I work with The CIFAR-10 dataset. Here is the way I prepare data:
library(R.matlab)
A1 <- readMat("data_batch_1.mat")
A2 <- readMat("data_batch_2.mat")
A3 <- readMat("data_batch_3.mat")
A4 <- readMat("data_batch_4.mat")
A5 <- readMat("data_batch_5.mat")
meta <- readMat("batches.meta.mat")
test <- readMat("test_batch.mat")
A <- rbind(A1$data, A2$data, A3$data, A4$data, A5$data)

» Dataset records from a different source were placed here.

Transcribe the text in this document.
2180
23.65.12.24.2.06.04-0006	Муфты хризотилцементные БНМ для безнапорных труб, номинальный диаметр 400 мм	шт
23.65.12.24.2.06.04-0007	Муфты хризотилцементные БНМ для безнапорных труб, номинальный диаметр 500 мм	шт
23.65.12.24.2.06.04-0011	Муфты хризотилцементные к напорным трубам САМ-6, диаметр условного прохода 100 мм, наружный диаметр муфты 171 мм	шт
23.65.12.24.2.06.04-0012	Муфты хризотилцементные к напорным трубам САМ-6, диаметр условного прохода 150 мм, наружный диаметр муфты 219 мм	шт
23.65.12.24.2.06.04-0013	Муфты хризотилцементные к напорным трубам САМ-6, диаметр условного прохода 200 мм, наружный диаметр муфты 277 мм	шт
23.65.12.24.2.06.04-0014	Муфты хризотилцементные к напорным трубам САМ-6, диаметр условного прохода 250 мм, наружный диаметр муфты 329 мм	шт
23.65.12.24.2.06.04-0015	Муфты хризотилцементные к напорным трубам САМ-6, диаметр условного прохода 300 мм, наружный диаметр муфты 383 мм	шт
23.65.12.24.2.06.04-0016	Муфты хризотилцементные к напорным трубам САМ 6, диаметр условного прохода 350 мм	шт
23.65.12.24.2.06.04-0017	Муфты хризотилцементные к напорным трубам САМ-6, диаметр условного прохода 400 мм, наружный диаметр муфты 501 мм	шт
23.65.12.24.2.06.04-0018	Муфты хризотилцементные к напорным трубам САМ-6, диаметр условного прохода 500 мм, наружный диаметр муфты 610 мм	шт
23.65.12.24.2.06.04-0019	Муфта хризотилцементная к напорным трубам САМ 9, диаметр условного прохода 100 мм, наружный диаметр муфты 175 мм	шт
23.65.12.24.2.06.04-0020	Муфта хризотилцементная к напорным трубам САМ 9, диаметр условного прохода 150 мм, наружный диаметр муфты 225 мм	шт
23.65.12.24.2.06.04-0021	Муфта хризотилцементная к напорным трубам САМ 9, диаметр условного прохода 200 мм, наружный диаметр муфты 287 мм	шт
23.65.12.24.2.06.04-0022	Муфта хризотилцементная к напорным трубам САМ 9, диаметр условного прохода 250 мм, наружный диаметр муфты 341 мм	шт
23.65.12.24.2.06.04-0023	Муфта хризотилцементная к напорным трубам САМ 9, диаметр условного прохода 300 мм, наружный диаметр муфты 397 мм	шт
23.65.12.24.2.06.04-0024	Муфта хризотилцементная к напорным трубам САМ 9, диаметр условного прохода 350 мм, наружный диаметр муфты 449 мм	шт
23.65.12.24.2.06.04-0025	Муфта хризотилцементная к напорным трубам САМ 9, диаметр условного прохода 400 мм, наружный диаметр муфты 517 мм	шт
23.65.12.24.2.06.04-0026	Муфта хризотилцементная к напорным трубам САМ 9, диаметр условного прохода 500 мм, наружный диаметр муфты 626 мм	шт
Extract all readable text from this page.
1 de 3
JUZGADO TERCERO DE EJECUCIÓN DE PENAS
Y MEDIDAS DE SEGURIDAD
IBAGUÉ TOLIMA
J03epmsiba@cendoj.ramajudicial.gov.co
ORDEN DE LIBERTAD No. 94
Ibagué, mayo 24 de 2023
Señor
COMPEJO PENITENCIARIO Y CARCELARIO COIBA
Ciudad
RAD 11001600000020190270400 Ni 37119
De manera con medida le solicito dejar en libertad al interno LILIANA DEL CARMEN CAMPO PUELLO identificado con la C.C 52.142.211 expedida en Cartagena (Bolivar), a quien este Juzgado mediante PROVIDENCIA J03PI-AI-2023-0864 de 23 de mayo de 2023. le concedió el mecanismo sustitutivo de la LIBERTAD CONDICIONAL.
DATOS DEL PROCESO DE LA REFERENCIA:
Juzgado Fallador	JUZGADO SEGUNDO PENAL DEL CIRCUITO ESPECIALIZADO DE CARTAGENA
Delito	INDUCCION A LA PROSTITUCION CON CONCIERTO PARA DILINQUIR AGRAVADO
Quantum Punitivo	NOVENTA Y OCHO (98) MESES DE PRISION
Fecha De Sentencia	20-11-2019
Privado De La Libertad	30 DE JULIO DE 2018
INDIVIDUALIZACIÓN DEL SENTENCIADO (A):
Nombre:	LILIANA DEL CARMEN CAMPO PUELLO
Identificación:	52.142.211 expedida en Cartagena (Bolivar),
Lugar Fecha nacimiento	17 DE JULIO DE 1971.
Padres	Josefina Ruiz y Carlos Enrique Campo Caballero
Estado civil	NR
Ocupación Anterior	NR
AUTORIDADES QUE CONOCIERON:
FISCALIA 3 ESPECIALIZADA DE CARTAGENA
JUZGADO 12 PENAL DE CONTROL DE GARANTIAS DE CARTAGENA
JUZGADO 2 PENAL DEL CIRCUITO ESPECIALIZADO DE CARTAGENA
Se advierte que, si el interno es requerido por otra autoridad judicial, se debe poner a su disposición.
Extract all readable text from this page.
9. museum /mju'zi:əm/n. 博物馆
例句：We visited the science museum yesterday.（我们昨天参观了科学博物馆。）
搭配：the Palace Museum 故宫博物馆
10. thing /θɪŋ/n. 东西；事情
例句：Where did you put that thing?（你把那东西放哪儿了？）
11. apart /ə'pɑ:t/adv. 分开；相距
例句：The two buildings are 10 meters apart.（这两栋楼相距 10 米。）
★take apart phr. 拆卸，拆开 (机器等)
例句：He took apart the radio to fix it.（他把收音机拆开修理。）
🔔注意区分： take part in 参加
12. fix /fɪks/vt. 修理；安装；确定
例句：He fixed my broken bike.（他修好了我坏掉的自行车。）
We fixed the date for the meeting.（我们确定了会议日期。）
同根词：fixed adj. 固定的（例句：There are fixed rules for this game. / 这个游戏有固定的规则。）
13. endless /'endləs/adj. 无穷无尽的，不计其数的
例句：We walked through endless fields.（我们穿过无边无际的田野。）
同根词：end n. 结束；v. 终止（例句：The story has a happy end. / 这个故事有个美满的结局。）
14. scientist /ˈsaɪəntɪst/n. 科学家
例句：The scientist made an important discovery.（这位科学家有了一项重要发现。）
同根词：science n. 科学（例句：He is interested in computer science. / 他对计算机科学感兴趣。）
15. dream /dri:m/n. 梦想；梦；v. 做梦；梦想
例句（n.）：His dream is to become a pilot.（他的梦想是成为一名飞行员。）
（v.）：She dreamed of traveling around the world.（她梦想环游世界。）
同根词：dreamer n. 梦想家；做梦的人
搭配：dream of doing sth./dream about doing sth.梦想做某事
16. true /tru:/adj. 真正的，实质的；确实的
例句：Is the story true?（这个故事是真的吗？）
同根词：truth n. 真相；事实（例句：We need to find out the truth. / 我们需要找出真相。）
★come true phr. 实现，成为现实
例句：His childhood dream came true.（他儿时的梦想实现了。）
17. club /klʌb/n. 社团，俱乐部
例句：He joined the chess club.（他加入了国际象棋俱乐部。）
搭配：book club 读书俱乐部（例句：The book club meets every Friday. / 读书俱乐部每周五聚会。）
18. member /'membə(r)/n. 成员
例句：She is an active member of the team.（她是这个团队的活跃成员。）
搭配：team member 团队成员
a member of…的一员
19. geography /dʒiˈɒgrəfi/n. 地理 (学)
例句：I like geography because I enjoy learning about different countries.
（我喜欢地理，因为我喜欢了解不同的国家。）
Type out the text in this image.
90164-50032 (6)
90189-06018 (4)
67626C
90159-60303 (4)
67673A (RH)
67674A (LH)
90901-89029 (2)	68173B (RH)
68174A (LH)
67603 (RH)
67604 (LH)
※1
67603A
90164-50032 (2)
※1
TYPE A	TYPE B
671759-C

Gtrain <- 0.21*A[,1:1024] + 0.71*A[,1025:2048] +0.07*A[,2049:3072]
ytrain <- c(A1$labels, A2$labels, A3$labels, A4$labels, A5$labels)
Gtest <- 0.21*test$data[,1:1024] + 0.71*test$data[,1025:2048] +0.07*test$data[,2049:3072]
ytest <- test$labels
x_train <- Gtrain[ytrain %in% c(7,9),]
y_train <- ytrain[ytrain %in% c(7,9)]==7
x_test <- Gtest[ytest %in% c(7,9),]
y_test <- ytest[ytest %in% c(7,9)]==7
I train deep neural network:
library(deepnet)
dnn <- dbn.dnn.train(x_train, y_train, hidden = rep(10,2),numepochs = 3)
And I make prediction
prednn <- nn.predict(dnn, x_test)
which returns vector filled with one value (0.4603409 in this case, but for different parameters it is always something around 0.5). What is wrong?